シュートを放つ柳本あまね選手(16日、大阪市港区・丸善インテックアリーナ大阪)

シュートを放つ柳本あまね選手(16日、大阪市港区・丸善インテックアリーナ大阪)

 東京パラリンピックは25日で開幕まで半年になった。京滋ゆかりの選手も大会本番や代表選考会を見据え、修練を積んでいる。

 花形競技の車いすバスケットボールで、同志社女子大3年の柳本あまね(京都市上京区)が目下、女子日本代表として奮闘している。「パラリンピックはオリンピックと同等の大会と思っている。障害があっても輝く姿を見せたい」。チーム最年少の21歳のシューターは固く決意する。
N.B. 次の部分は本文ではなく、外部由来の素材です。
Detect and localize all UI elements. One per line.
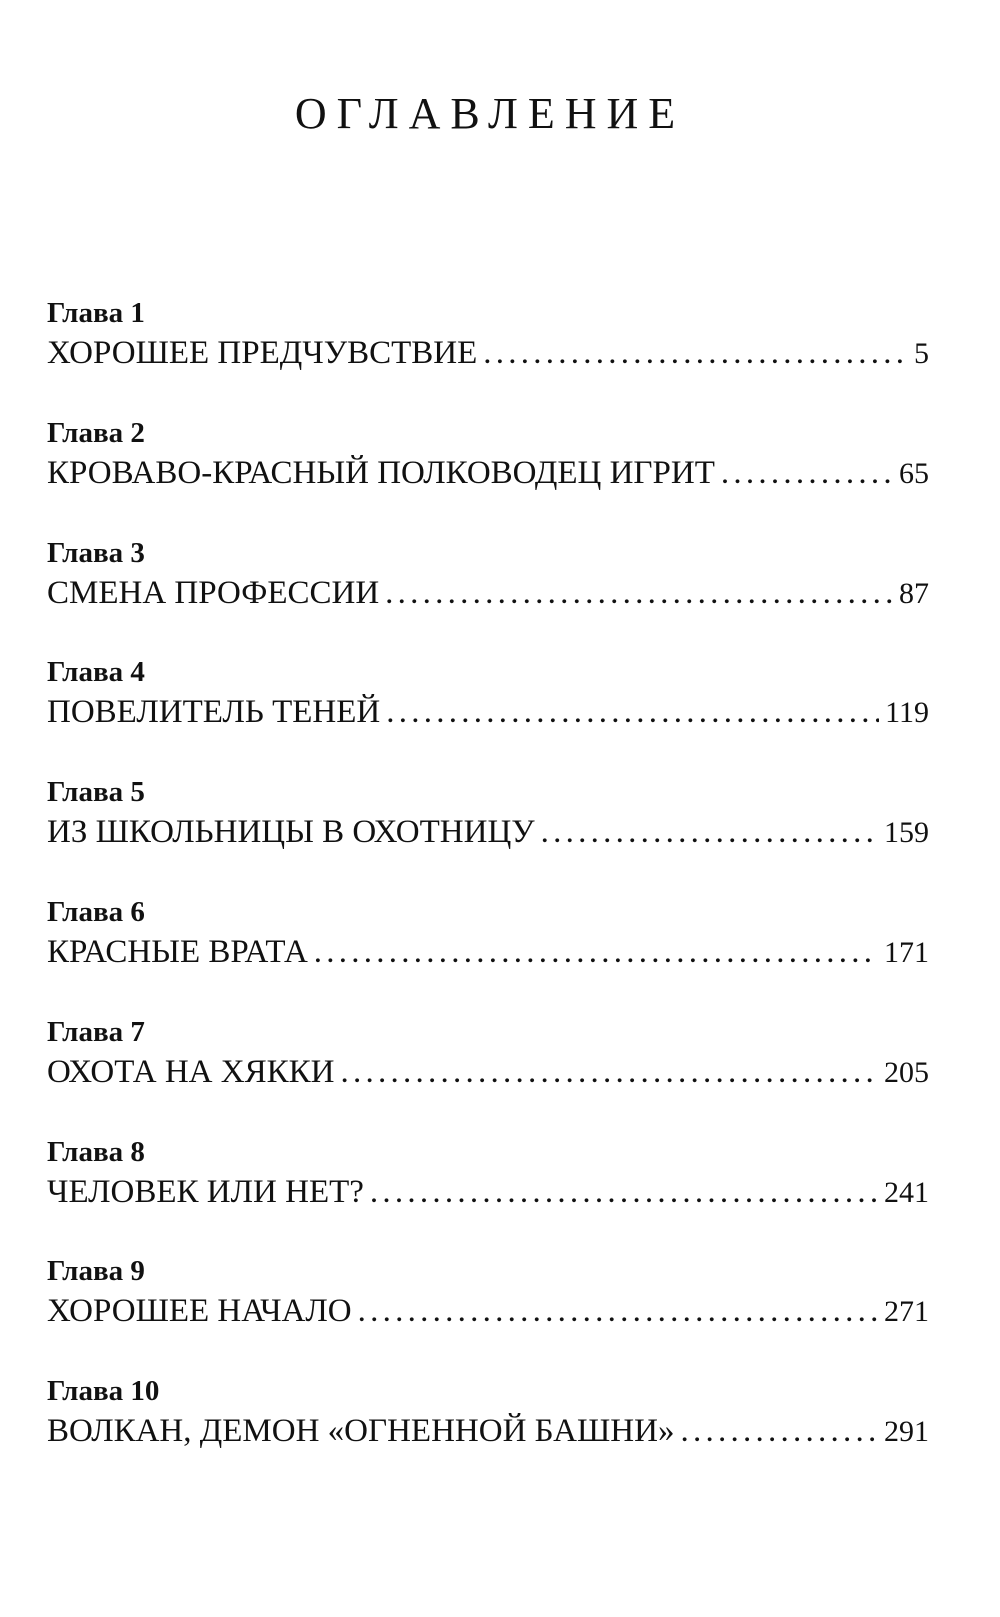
- page-number: 119: [885, 696, 929, 730]
- toc-line: [47, 1410, 929, 1453]
- chapter-label: Глава 3: [47, 536, 145, 569]
- chapter-title: ХОРОШЕЕ НАЧАЛО: [47, 1293, 352, 1330]
- table-of-contents: [47, 296, 929, 1494]
- page-number: 205: [884, 1055, 929, 1089]
- toc-entry: [47, 655, 929, 775]
- dot-leader: [370, 1171, 878, 1213]
- toc-entry: [47, 775, 929, 895]
- toc-entry: [47, 536, 929, 656]
- dot-leader: [680, 1410, 878, 1452]
- chapter-title: ОХОТА НА ХЯККИ: [47, 1053, 335, 1090]
- chapter-title: КРОВАВО-КРАСНЫЙ ПОЛКОВОДЕЦ ИГРИТ: [47, 454, 715, 491]
- toc-entry: [47, 1374, 929, 1494]
- dot-leader: [340, 1051, 878, 1093]
- page-number: 159: [884, 816, 929, 850]
- page-number: 5: [914, 337, 929, 370]
- chapter-label: Глава 2: [47, 416, 145, 449]
- toc-line: [47, 691, 929, 734]
- toc-line: [47, 1290, 929, 1333]
- chapter-title: ХОРОШЕЕ ПРЕДЧУВСТВИЕ: [47, 335, 478, 371]
- toc-entry: [47, 416, 929, 536]
- page-number: 171: [884, 935, 929, 969]
- chapter-label: Глава 8: [47, 1135, 145, 1168]
- toc-line: [47, 1051, 929, 1094]
- chapter-title: ИЗ ШКОЛЬНИЦЫ В ОХОТНИЦУ: [47, 814, 535, 851]
- chapter-label: Глава 5: [47, 776, 145, 809]
- toc-line: [47, 452, 929, 495]
- chapter-label: Глава 10: [47, 1375, 160, 1408]
- toc-entry: [47, 1015, 929, 1135]
- chapter-label: Глава 1: [47, 297, 145, 329]
- chapter-title: СМЕНА ПРОФЕССИИ: [47, 574, 380, 611]
- dot-leader: [314, 931, 878, 973]
- dot-leader: [721, 452, 893, 494]
- dot-leader: [483, 332, 908, 374]
- chapter-title: КРАСНЫЕ ВРАТА: [47, 933, 308, 970]
- dot-leader: [541, 811, 878, 853]
- page-number: 291: [884, 1415, 929, 1449]
- page-title: ОГЛАВЛЕНИЕ: [294, 89, 686, 138]
- toc-line: [47, 332, 929, 375]
- toc-entry: [47, 895, 929, 1015]
- chapter-label: Глава 7: [47, 1015, 145, 1048]
- chapter-title: ЧЕЛОВЕК ИЛИ НЕТ?: [47, 1173, 364, 1210]
- chapter-label: Глава 4: [47, 656, 145, 689]
- page-number: 241: [884, 1175, 929, 1209]
- toc-line: [47, 931, 929, 974]
- toc-line: [47, 811, 929, 854]
- dot-leader: [358, 1290, 878, 1332]
- chapter-label: Глава 6: [47, 895, 145, 928]
- page-number: 65: [899, 456, 929, 490]
- page-number: 87: [899, 576, 929, 610]
- chapter-label: Глава 9: [47, 1255, 145, 1288]
- chapter-title: ПОВЕЛИТЕЛЬ ТЕНЕЙ: [47, 694, 381, 731]
- toc-entry: [47, 296, 929, 416]
- toc-line: [47, 1171, 929, 1214]
- dot-leader: [386, 691, 879, 733]
- toc-entry: [47, 1254, 929, 1374]
- page-number: 271: [884, 1295, 929, 1329]
- toc-line: [47, 572, 929, 615]
- dot-leader: [385, 572, 893, 614]
- chapter-title: ВОЛКАН, ДЕМОН «ОГНЕННОЙ БАШНИ»: [47, 1413, 675, 1450]
- toc-entry: [47, 1135, 929, 1255]
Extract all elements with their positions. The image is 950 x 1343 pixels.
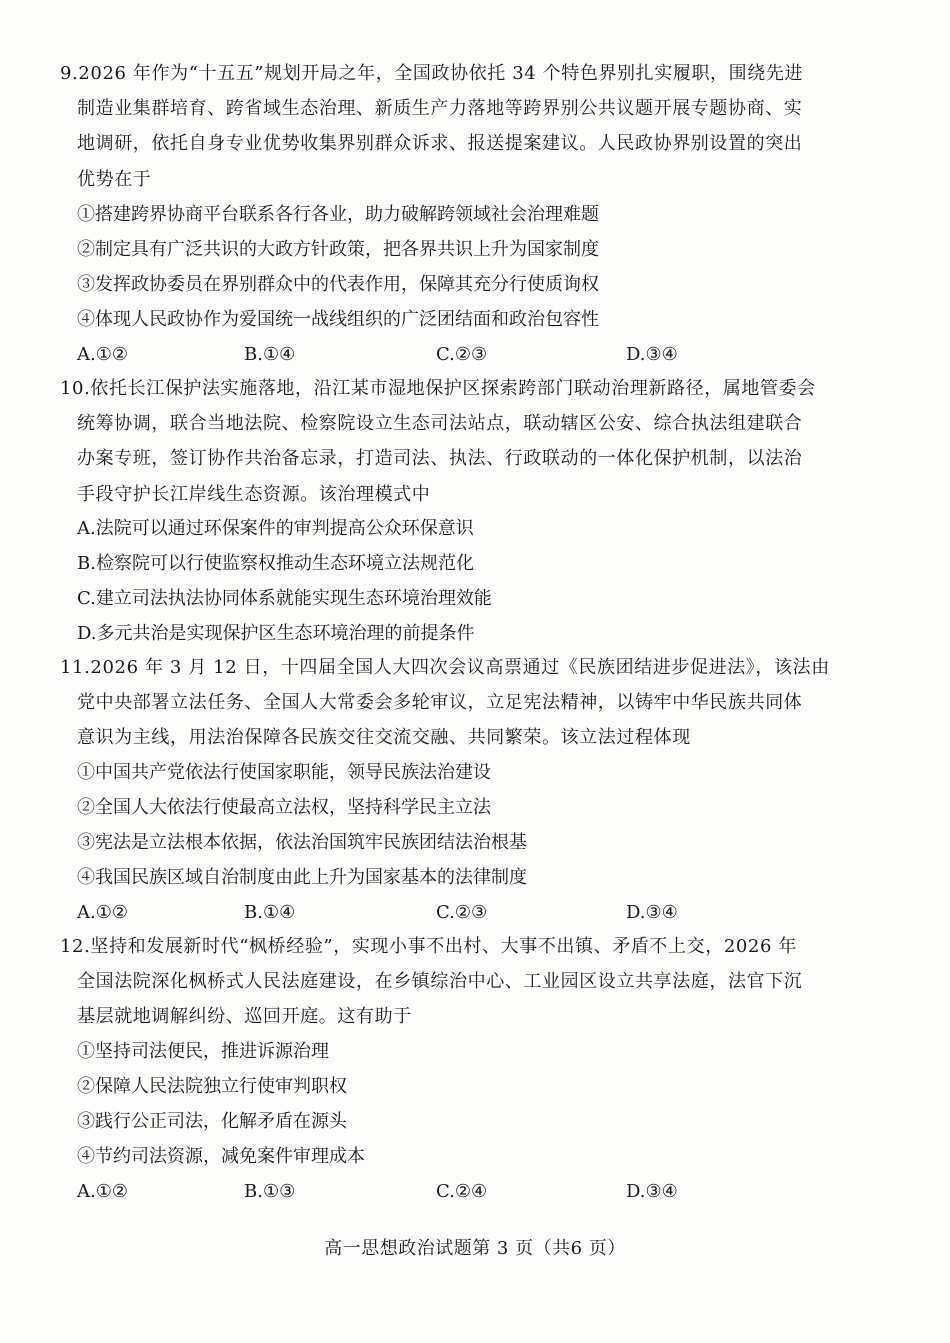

 今月中旬に大阪市で行われた国際親善大会。柳本は強みのスピードを生かして攻守に走り回りながら、積極的にシュートを放った。4試合38得点はチームで2番目に多い。しかし強豪の英国とカナダに全敗。「守備から流れをつくり、競り合えたのは収穫。でも、このままではいけない」と表情は険しかった。

 2歳の時、病気で下肢機能の障害を負う。幼少期、周囲との「差」を感じて殻に閉じこもりがちだった。乾隆小6年から車いすバスケを本格的に始め、変わった。以来、京都や大阪で活動するクラブ「カクテル」で力を高める。「バスケをしている自分は好き。自信を持てるようになった」

 お気に入りのピンクのマニキュアに、女子大生の顔がのぞく。車輪を操る手は分厚い。日本代表の山崎沢香アシスタントコーチ(中京区)は「本当に負けず嫌い。先輩と競い合って、スピードに磨きをかけた」と語る。

 車いすバスケは障害の程度によって持ち点が1・0から4・5までに分けられ、合計14以内で1チーム5人を編成するのがルール。柳本の持ち点は2・5。「自分より障害の重い選手もいる。みんな、目標に向かって戦う仲間。一人一人が大切とすごく思う」。共生社会を象徴するように、障害の異なる選手がパスをつなぐ。

 名前は「あまねく多くの人へ、優しさや希望を与えられる子に」と付けられたという。「車いすバスケで、そんな存在になりたい」。きっぱりと語った。